Looking to pass 
your assets on to the next generation?

Asking the right questions that align with your specific financial goals
Planning for the future of your wealth is a significant responsibility, especially when you want to protect your family and ensure your hard-earned assets are passed on smoothly. A trust, in its many forms, is often considered a highly effective solution for individuals and families seeking to safeguard their estate. It provides a sound framework for planning ahead and is a crucial part of a strategy for transferring wealth to the next generation.

While trusts are a valuable estate-planning tool, they are undeniably complex and require careful consideration. Before committing to a legal arrangement, it is essential to ask the right questions to ensure the trust aligns with your specific financial goals. Setting the scene early and understanding the landscape can make all the difference in securing your family’s financial future.

Defining trusts and knowing 
when to use them
At its core, a trust is a legal arrangement in which you, the ‘settlor’, give cash, property, or investments to someone else, the ‘trustee’, to manage for the benefit of a third party, the ‘beneficiary’. These key roles underpin how trusts work and why they are used. Trustees hold legal title to the assets, but they must always act in the best interests of the beneficiaries in accordance with the rules set out in the trust deed.

Whether a trust is appropriate, and when to use one, depends on your unique circumstances and the scenarios you might face. For instance, you might want to provide for young children who cannot yet manage money, or to support a relative with a disability. Trusts are also highly beneficial when navigating complex family dynamics, such as ensuring children from a previous marriage are provided for while still supporting a current spouse.

Role of trusts in shaping your legacy
Exploring the key reasons for using trusts in estate planning reveals how versatile they can be. One of the primary advantages is the level of control they offer over how and when your assets are passed on. Instead of handing over a large lump sum, a trust allows you to stipulate that funds are released gradually, for example, when a beneficiary reaches a certain age or achieves a specific life milestone.

Beyond simply controlling the flow of wealth, trusts play a vital role in protecting vulnerable beneficiaries from financial mismanagement or external risks, such as divorce or bankruptcy. They can also be used strategically to support charitable causes close to your heart, ensuring your legacy extends beyond your immediate family and positively impacts the wider community.

Managing the intricate rules 
and requirements
Navigating the legal, tax, and reporting requirements of setting up a trust is intricate work. The landscape is highly regulated, with different types of trusts, such as discretionary and bare trusts, each with its own specific tax implications. From income tax and capital gains tax to inheritance tax, the way a trust is taxed can significantly affect the value of the assets held within it, sometimes incurring tax charges of up to 45%.
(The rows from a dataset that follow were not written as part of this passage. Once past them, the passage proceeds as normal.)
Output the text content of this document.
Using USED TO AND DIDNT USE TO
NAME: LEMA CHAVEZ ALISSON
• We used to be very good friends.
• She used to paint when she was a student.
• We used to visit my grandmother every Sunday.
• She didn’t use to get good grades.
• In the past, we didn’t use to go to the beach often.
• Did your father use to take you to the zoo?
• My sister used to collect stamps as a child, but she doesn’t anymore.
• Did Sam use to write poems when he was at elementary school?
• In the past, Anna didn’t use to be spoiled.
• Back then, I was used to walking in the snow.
Given this complexity, seeking professional advice is essential. Trustees have strict legal duties and must comply with rigorous reporting requirements, including registering the trust with HM Revenue & Customs. Failure to meet these obligations can result in severe financial penalties, underscoring the importance of experienced legal and financial professionals to guide you through the process.

Structuring a tailored investment approach
Once a trust is established, a critical question arises: how should the assets within it be invested? Trusts require a highly tailored investment approach that balances the needs of current beneficiaries, who may require a steady income, with the interests of future beneficiaries, who will eventually inherit the underlying capital. This demands a delicate balancing act to preserve the trust’s real value against inflation over time.

Professional financial advice helps trustees manage risk, generate returns, and fulfil their legal obligations. Trustees are legally required to seek appropriate advice when making or reviewing investment decisions to ensure they are suitable and sufficiently diversified. A bespoke investment strategy not only protects the trust’s capital but also helps it grow efficiently and in a tax-efficient manner.

Securing your future and 
taking the next step
Ultimately, incorporating a trust into your estate planning can offer unparalleled peace of mind. By providing control, protection, and flexibility, a well-structured trust ensures your wealth serves its intended purpose for generations to come.

However, the complexities and nuances involved mean that setting one up should never be treated as a straightforward administrative task. Instead, it requires careful consideration and professional advice and guidance to ensure it aligns with your long-term goals and intentions.

This article does not constitute tax, legal or financial advice and should not be relied upon as such. Tax planning is not regulated by the financial conduct authority, depends on the individual circumstances of each client, and may be subject to change in the future. For guidance, seek professional advice.